Vitello tonnato at Emilia - Anton Rodriguez
Vitello tonnato at Emilia - Anton Rodriguez

Not many people seem to share my irritation at streets bearing the entire name, rather than just the last name, of whatever eminence they’re named after: James Joyce Road, Nyree Dawn Porter Boulevard, Geoff Capes Avenue.

There are exceptions, of course: Billy Fury Way, a reeking snicket that runs between Finchley Road & Frognal and West Hampstead Overground stations in north-west London, trips off the tongue well enough – and the “Billy” offsets any risk of confusion with the latest Mad Max project. In general, though, I feel that we’re on the planet for the wink of a dormouse, and we might prefer to spend as little of that time as possible mastering street names. But it’s probably just me.

Still, hats off to the Romans for their concision in this regard. The network of highways running across Italy, most if not all of which led to Rome, carried a series of laconically beautiful place names and clan names, many still in use today: Appia, Aurelia, Flaminia, Latina and – in the north-eastern part of the peninsula, running from Piacenza to Rimini, close to what was then the boundary between Italy and Cisalpine Gaul – Aemilia.

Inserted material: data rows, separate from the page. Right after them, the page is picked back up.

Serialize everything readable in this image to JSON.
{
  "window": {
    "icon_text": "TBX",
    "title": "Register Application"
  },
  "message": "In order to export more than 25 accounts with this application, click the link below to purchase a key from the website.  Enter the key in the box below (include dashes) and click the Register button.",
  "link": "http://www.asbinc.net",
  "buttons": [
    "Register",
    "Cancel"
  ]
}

It’s well documented which member of the gens Aemiliae got the fam ­immortalised by the Ancient Highways Agency: the two-time consul M Aemilius Lepidus, great-grandfather of the slightly shifty one in Shakespeare’s Julius Caesar. In time, long after Rome was over and done with, at least in any sense we would recognise, the road would lend its name to a region, or at least half of one, along with Romagna (that’s what the Byzantines called the “exarchate”, i.e. the bit of Italy they continued to administer). So it is that a hero of the battle of Cannae now lives on in a tony new Italian restaurant at the back of a West End auction house.

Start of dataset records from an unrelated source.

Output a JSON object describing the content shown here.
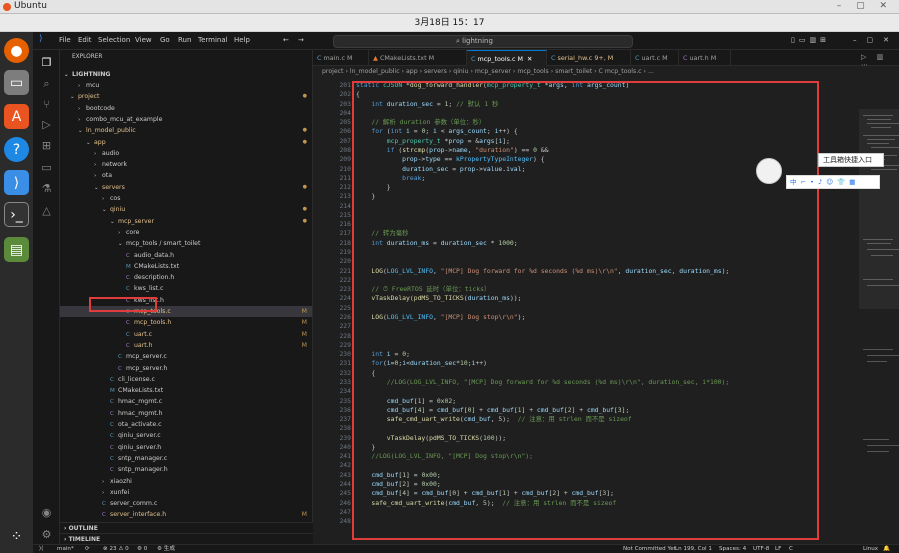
{
  "window": {
    "title": "Ubuntu",
    "controls": "– ▢ ✕"
  },
  "clock": "3月18日  15：17",
  "menu": [
    "File",
    "Edit",
    "Selection",
    "View",
    "Go",
    "Run",
    "Terminal",
    "Help"
  ],
  "search": "lightning",
  "explorer": {
    "title": "EXPLORER",
    "root": "LIGHTNING",
    "items": [
      {
        "label": "mcu",
        "d": 1,
        "ch": "folder",
        "m": false
      },
      {
        "label": "project",
        "d": 0,
        "ch": "open",
        "m": true
      },
      {
        "label": "bootcode",
        "d": 1,
        "ch": "folder",
        "m": false
      },
      {
        "label": "combo_mcu_at_example",
        "d": 1,
        "ch": "folder",
        "m": false
      },
      {
        "label": "ln_model_public",
        "d": 1,
        "ch": "open",
        "m": true
      },
      {
        "label": "app",
        "d": 2,
        "ch": "open",
        "m": true
      },
      {
        "label": "audio",
        "d": 3,
        "ch": "folder",
        "m": false
      },
      {
        "label": "network",
        "d": 3,
        "ch": "folder",
        "m": false
      },
      {
        "label": "ota",
        "d": 3,
        "ch": "folder",
        "m": false
      },
      {
        "label": "servers",
        "d": 3,
        "ch": "open",
        "m": true
      },
      {
        "label": "cos",
        "d": 4,
        "ch": "folder",
        "m": false
      },
      {
        "label": "qiniu",
        "d": 4,
        "ch": "open",
        "m": true
      },
      {
        "label": "mcp_server",
        "d": 5,
        "ch": "open",
        "m": true
      },
      {
        "label": "core",
        "d": 6,
        "ch": "folder",
        "m": false
      },
      {
        "label": "mcp_tools / smart_toilet",
        "d": 6,
        "ch": "open",
        "m": false
      },
      {
        "label": "audio_data.h",
        "d": 7,
        "ch": "C",
        "m": false
      },
      {
        "label": "CMakeLists.txt",
        "d": 7,
        "ch": "M",
        "m": false
      },
      {
        "label": "description.h",
        "d": 7,
        "ch": "C",
        "m": false
      },
      {
        "label": "kws_list.c",
        "d": 7,
        "ch": "C",
        "m": false
      },
      {
        "label": "kws_list.h",
        "d": 7,
        "ch": "C",
        "m": false
      },
      {
        "label": "mcp_tools.c",
        "d": 7,
        "ch": "C",
        "m": true,
        "sel": true
      },
      {
        "label": "mcp_tools.h",
        "d": 7,
        "ch": "C",
        "m": true
      },
      {
        "label": "uart.c",
        "d": 7,
        "ch": "C",
        "m": true
      },
      {
        "label": "uart.h",
        "d": 7,
        "ch": "C",
        "m": true
      },
      {
        "label": "mcp_server.c",
        "d": 6,
        "ch": "C",
        "m": false
      },
      {
        "label": "mcp_server.h",
        "d": 6,
        "ch": "C",
        "m": false
      },
      {
        "label": "cli_license.c",
        "d": 5,
        "ch": "C",
        "m": false
      },
      {
        "label": "CMakeLists.txt",
        "d": 5,
        "ch": "M",
        "m": false
      },
      {
        "label": "hmac_mgmt.c",
        "d": 5,
        "ch": "C",
        "m": false
      },
      {
        "label": "hmac_mgmt.h",
        "d": 5,
        "ch": "C",
        "m": false
      },
      {
        "label": "ota_activate.c",
        "d": 5,
        "ch": "C",
        "m": false
      },
      {
        "label": "qiniu_server.c",
        "d": 5,
        "ch": "C",
        "m": false
      },
      {
        "label": "qiniu_server.h",
        "d": 5,
        "ch": "C",
        "m": false
      },
      {
        "label": "sntp_manager.c",
        "d": 5,
        "ch": "C",
        "m": false
      },
      {
        "label": "sntp_manager.h",
        "d": 5,
        "ch": "C",
        "m": false
      },
      {
        "label": "xiaozhi",
        "d": 4,
        "ch": "folder",
        "m": false
      },
      {
        "label": "xunfei",
        "d": 4,
        "ch": "folder",
        "m": false
      },
      {
        "label": "server_comm.c",
        "d": 4,
        "ch": "C",
        "m": false
      },
      {
        "label": "server_interface.h",
        "d": 4,
        "ch": "C",
        "m": true
      },
      {
        "label": "smarthost",
        "d": 4,
        "ch": "folder",
        "m": false
      }
    ],
    "outline": "OUTLINE",
    "timeline": "TIMELINE"
  },
  "tabs": [
    "main.c  M",
    "CMakeLists.txt  M",
    "mcp_tools.c  M",
    "serial_hw.c  9+, M",
    "uart.c  M",
    "uart.h  M"
  ],
  "breadcrumb": "project › ln_model_public › app › servers › qiniu › mcp_server › mcp_tools › smart_toilet › C  mcp_tools.c › ...",
  "code_start": 201,
  "code": [
    "static cJSON *dog_forward_handler(mcp_property_t *args, int args_count)",
    "{",
    "    int duration_sec = 1; // 默认 1 秒",
    "",
    "    // 解析 duration 参数（单位：秒）",
    "    for (int i = 0; i < args_count; i++) {",
    "        mcp_property_t *prop = &args[i];",
    "        if (strcmp(prop->name, \"duration\") == 0 &&",
    "            prop->type == kPropertyTypeInteger) {",
    "            duration_sec = prop->value.ival;",
    "            break;",
    "        }",
    "    }",
    "",
    "",
    "",
    "    // 转为毫秒",
    "    int duration_ms = duration_sec * 1000;",
    "",
    "",
    "    LOG(LOG_LVL_INFO, \"[MCP] Dog forward for %d seconds (%d ms)\\r\\n\", duration_sec, duration_ms);",
    "",
    "    // ⏱ FreeRTOS 延时（单位：ticks）",
    "    vTaskDelay(pdMS_TO_TICKS(duration_ms));",
    "",
    "    LOG(LOG_LVL_INFO, \"[MCP] Dog stop\\r\\n\");",
    "",
    "",
    "",
    "    int i = 0;",
    "    for(i=0;i<duration_sec*10;i++)",
    "    {",
    "        //LOG(LOG_LVL_INFO, \"[MCP] Dog forward for %d seconds (%d ms)\\r\\n\", duration_sec, i*100);",
    "",
    "        cmd_buf[1] = 0x02;",
    "        cmd_buf[4] = cmd_buf[0] + cmd_buf[1] + cmd_buf[2] + cmd_buf[3];",
    "        safe_cmd_uart_write(cmd_buf, 5);  // 注意：用 strlen 而不是 sizeof",
    "",
    "        vTaskDelay(pdMS_TO_TICKS(100));",
    "    }",
    "    //LOG(LOG_LVL_INFO, \"[MCP] Dog stop\\r\\n\");",
    "",
    "    cmd_buf[1] = 0x00;",
    "    cmd_buf[2] = 0x00;",
    "    cmd_buf[4] = cmd_buf[0] + cmd_buf[1] + cmd_buf[2] + cmd_buf[3];",
    "    safe_cmd_uart_write(cmd_buf, 5);  // 注意：用 strlen 而不是 sizeof",
    "",
    ""
  ],
  "popup": {
    "tab": "工具箱快捷入口",
    "bar": "中 ⌐ • ♪ ☺ 👕 ▦"
  },
  "status": {
    "branch": "main*",
    "sync": "⟳",
    "problems": "⊗ 23 ⚠ 0",
    "ports": "⚙ 0",
    "build": "⚙ 生成",
    "commit": "Not Committed Yet",
    "position": "Ln 199, Col 1",
    "spaces": "Spaces: 4",
    "enc": "UTF-8",
    "eol": "LF",
    "lang": "C",
    "arch": "Linux"
  },
  "accent": "#0078d4"
}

It’s not because of its associations with one particular scion of the Roman Republic that Emilia is so named, of course (these guys weren’t what you would call foodies: Manius Curius Dentatus, one of Aemilius’s predecessors, once refused a bribe from the Samnites, pointing out that no one who was content to eat turnips for dinner, as he happened to be doing, had any need of gold). But Emilia-Romagna is the heart, or, better, the guts of Italian gastronomy: rice and pulses from the floodplain of the Po, balsamic vinegar from Modena, cheese and ham from Parma.